Ideas! That was their world now! Big questions and big answers, about life, and how you had to live it, and what you were for. New ideas spilled into Darktan's weary head.

And among the ideas, in the middle of his head, he saw the little figure of Dangerous Beans.

Darktan had never talked much to the little white rat or the little female who scurried around after him and drew pictures of the things he'd been thinking about. Darktan liked people who were practical.

But now he thought: he's a trap-hunter! Just like me! He goes ahead of us and finds the dangerous ideas and thinks about them and traps them in words and makes them safe and shows us the way through.

We need him… we need him now. Otherwise, we're all running around like rats in a barrel…

Much later on, when Nourishing was old and grey around the muzzle, and smelled a bit strange, she dictated the story of the climb and how she'd heard Darktan muttering to himself. The Darktan that she'd pulled out of the trap, she said, was a different rat. It was as though his thoughts had slowed down but got bigger.

The strangest bit, she said, was when they reached the beam. Darktan made sure that Hamnpork was all right, and then picked up the match he'd shown to Nourishing.

“He struck it on an old bit of iron,” said Nourishing, “and then he walked out along the beam with it flaring, and down below I could see all the crowd, the hay racks and the straw all over the place, and the people milling around, just like, hah, just like rats… and I thought, if you drop that, mister, the place will fill with smoke in a few seconds and they've locked the doors and by the time they realize it they'll be caught like, hah, yeah, like rats in a barrel and we'll be away along the gutters.”

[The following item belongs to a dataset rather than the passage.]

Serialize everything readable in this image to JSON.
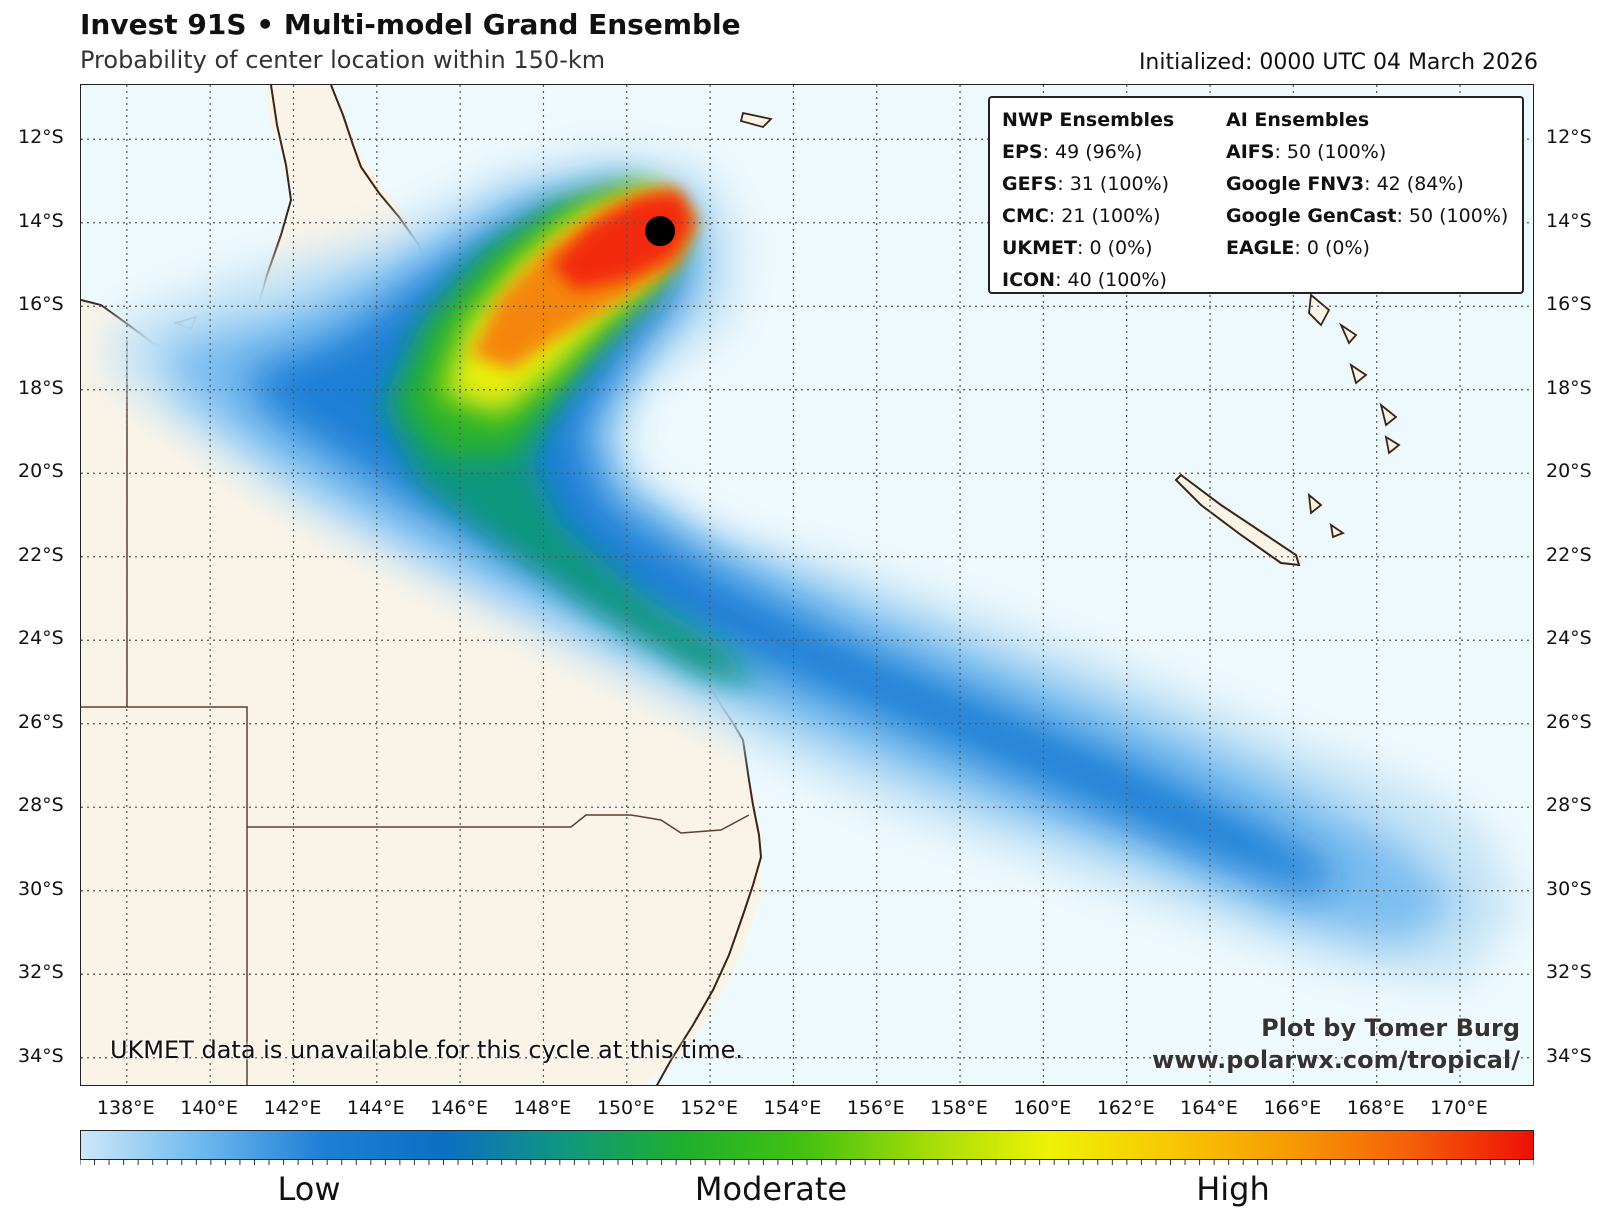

“But he just stood there, looking down, until the match went out. Then he put it down and helped us with Hamnpork and never said a word about it. I asked him about it later on, after all the stuff with the piper and everything, and he said, ‘Yes. Rats in a barrel.’ And that's all he said about it.”

“What was it you really put in the sugar?” said Keith, as he led the way back to the secret trapdoor.

“Cascara,” said Malicia.

“That's not a poison, is it?”

“No, it's a laxative.”

“What's that?”

“It makes you… go.”

“Go where?”

“Not where, stupid. You just… go. I don't particularly want to draw you a picture.”

“Oh. You mean… go.”

“That's right.”

“And you just happened to have it on you?”

“Yes. Of course. It was in the big medicine bag.”

“You mean you take something like that out just for something like this?”

“Of course. It could easily be necessary.”

“How?” said Keith, climbing the ladder.

“Well, supposing we were kidnapped? Suppose we ended up at sea? Supposing we were captured by pirates? Pirates have a very monotonous diet, which might be why they're angry all the time. Or supposing we escaped and swam ashore and ended up on an island where there's nothing but coconuts? They have a very binding effect.”

“Yes, but… but… anything can happen! If you think like that, you'd end up taking just about everything in case of anything!”

“That's why it's such a big bag,” said Malicia calmly, pulling herself through the trapdoor and dusting herself off.

Keith sighed. “How much did you give them?”

“Lots. But they should be all right if they don't take too much of the antidote.”

“What did you give them for the antidote?”

“Cascara.”

“Malicia, you are not a nice person.”

“Really? You wanted to poison them with the real poison, and you were getting very imaginative with all that stuff about their stomachs melting.”